Today, only arguments based on empirical science are considered valid, in the public discussion , in what can be experimented: natural sciences and their practical applications. And, in another order of things, the emotional, which, at the end of the day, is resolved in matters of taste, of subjective preferences. Alasdair MacIntyre called it "Emotivism" in his After Virtue. The rational is dead.

What is at stake in today's dominant culture is nothing less than the human capacity to know the truth, the meaning of things beyond their pure materiality, beyond the pleasure or pain they produce. The intellectual elites have lost confidence in reason as a cognitive capacity.
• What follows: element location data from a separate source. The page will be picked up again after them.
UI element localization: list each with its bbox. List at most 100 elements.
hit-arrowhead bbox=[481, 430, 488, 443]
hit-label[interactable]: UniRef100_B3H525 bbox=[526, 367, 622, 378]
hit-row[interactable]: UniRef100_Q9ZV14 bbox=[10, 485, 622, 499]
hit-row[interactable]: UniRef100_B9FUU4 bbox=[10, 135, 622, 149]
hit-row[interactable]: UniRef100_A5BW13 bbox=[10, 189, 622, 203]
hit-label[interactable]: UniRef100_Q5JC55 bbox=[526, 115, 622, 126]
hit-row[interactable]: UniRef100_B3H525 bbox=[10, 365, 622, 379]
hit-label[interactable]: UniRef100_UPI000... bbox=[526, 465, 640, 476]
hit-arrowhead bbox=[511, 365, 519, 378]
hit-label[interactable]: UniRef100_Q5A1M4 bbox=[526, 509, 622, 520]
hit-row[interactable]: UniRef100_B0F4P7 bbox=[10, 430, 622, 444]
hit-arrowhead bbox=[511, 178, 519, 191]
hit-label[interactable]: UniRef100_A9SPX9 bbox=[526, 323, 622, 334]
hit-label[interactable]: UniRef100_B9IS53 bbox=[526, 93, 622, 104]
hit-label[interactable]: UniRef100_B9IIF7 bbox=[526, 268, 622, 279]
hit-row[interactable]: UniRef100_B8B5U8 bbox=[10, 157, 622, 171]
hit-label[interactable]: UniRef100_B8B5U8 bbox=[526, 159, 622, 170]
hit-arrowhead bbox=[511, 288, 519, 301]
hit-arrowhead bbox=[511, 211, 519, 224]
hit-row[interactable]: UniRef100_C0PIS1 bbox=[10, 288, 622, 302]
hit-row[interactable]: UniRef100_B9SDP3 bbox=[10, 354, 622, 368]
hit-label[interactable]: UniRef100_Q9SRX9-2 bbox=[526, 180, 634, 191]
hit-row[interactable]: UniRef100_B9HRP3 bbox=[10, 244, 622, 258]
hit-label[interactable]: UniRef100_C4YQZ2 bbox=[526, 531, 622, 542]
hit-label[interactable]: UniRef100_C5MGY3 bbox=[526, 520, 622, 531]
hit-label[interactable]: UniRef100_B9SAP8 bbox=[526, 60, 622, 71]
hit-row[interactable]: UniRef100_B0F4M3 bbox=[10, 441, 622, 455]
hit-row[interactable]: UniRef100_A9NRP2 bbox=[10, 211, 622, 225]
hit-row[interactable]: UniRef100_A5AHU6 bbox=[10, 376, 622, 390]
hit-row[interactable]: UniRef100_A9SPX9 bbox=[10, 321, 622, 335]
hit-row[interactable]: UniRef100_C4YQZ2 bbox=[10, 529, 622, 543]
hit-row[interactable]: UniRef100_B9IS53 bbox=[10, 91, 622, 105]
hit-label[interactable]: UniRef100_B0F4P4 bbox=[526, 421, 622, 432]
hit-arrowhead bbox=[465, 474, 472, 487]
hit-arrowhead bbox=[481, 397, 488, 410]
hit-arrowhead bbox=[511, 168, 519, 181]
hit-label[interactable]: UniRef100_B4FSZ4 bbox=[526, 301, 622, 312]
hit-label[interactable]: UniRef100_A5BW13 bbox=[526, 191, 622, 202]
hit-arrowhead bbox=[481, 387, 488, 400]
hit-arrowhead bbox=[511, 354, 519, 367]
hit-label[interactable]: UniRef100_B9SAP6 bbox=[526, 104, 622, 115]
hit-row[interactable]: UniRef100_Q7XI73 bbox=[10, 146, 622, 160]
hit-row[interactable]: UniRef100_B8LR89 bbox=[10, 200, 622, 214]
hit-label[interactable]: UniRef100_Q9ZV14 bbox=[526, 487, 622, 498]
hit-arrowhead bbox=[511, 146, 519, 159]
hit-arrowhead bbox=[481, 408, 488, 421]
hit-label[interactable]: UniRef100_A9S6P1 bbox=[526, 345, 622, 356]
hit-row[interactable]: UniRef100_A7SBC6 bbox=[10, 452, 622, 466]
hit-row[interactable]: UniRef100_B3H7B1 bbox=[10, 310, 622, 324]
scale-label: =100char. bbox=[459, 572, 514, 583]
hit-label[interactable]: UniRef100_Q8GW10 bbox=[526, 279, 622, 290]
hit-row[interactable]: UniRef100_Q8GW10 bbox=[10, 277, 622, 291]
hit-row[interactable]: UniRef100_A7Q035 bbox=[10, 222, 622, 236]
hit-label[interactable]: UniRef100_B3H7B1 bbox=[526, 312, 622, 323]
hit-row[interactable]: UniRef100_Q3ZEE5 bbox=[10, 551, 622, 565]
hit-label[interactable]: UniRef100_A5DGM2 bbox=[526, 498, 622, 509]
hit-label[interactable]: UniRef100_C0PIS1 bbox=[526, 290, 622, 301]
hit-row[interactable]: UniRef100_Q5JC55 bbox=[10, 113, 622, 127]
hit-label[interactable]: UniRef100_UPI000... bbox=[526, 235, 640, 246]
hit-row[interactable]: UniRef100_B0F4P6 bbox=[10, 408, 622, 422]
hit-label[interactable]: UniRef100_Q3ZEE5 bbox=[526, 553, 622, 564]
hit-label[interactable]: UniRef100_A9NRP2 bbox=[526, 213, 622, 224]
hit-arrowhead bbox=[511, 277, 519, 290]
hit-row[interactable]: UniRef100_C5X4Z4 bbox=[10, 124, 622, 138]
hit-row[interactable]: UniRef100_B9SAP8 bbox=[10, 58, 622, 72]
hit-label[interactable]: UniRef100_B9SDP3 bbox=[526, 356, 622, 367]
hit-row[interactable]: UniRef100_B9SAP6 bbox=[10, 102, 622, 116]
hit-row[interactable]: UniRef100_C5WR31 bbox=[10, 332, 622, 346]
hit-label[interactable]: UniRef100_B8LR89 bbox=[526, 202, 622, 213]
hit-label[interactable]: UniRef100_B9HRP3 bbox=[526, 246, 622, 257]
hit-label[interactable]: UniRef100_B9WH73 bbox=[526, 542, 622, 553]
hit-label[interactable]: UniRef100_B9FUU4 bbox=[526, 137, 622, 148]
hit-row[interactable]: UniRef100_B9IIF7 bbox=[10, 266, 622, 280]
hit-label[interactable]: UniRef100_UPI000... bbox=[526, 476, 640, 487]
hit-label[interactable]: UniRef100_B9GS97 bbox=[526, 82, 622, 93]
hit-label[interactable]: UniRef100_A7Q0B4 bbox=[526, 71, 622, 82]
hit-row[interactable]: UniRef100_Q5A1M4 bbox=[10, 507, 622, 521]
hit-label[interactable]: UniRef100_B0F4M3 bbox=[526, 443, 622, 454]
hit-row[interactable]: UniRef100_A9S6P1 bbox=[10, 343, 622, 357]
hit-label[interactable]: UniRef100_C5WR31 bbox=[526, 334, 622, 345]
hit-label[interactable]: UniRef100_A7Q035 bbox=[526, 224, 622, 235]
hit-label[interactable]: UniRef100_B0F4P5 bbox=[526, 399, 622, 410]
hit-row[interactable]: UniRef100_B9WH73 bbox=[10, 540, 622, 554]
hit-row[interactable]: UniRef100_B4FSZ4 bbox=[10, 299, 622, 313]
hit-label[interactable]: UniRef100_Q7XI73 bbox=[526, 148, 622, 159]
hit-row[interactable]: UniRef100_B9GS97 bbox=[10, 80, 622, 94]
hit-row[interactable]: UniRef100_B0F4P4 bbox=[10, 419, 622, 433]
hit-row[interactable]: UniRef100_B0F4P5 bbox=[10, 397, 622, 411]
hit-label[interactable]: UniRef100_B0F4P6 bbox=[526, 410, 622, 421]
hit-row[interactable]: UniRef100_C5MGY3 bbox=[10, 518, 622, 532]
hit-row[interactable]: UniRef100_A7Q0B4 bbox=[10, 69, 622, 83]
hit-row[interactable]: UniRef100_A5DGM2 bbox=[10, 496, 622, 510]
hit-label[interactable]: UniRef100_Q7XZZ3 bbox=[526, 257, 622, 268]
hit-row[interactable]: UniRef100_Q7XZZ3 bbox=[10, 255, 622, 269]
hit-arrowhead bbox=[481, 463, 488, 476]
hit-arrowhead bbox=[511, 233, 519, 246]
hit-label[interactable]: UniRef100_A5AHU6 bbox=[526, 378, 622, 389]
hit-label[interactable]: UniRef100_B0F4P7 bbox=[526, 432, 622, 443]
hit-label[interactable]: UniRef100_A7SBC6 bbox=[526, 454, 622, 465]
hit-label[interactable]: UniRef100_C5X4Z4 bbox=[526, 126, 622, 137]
They have decreed that the question of meaning is meaningless.

Perhaps this is the reason for the choice of post-truth as the word of the year 2016 by the Oxford English Dictionary. With this neologism, the Oxford dictionary wants to express that people "think" -that is to say- more with their guts and instinct than with reason or logic; that emotions have replaced reasons.

As Joseph Ratzinger has written on several occasions, reason must be rehabilitated. Those who work in the natural sciences must be reminded that both their research and their practical applications are based on the fact that we assume that the world has a rationality, laws, which we can discover and reproduce by means of our reason. A reason that, moreover, as St. Paul wrote in his Letter to the Romans, "is able to know with certainty that God exists through created things."

From a very different cultural tradition, the Iranian philosopher Ramin Jahanbegloo has been claiming, against the prevailing unreason, to put on internship the Socratic attitude of asking "timeless and universal questions", an attitude that is still as revolutionary today as in the time of the Greek sage. Critical questions that today's culture does not dare to ask itself, often installed in a politically correct mediocrity.

But emotivism is nothing more than a caricature of emotions. One of the challenges we face today in the art of living well, of being happy, is the successful integration of our own emotions. Emotion overrules reason by hook or by crook, reducing it to servitude. This is what the slogan of the latest car model of a prestigious brand says: "Intelligence at the service of emotions". The same political speech destined to persuade has renounced to give reasons. Emotions are enough.

But far be it from me to even try to discredit the blessed emotions. They are consubstantial to our life. It is impossible to live a life without emotions. Without emotion it is difficult to embark on adventures of knowledge or solidarity. "You only learn from those you love," said Goethe. Integrating emotions and feelings does not mean suppressing them: it is about discovering all that these "traveling companions" can bring to life. We are factory-made "polyphonic" beings: our existence is impoverished if we annul or mute any of those powers and Schools with which we have been endowed.

We all need to temper, balance, our character. Try to make our emotions respond appropriately to stimuli. Aristotle said that "he who does not blush for the evil he does is a wretch"; a scoundrel. There are behaviors, our own or others', that, objectively, demand a certain emotional response, positive or negative, and no other. Ideally, we should like what we are obliged to do, and dislike what we should avoid. To achieve, in short, an adequate alloy of reasons and emotions. A good goal for the new year.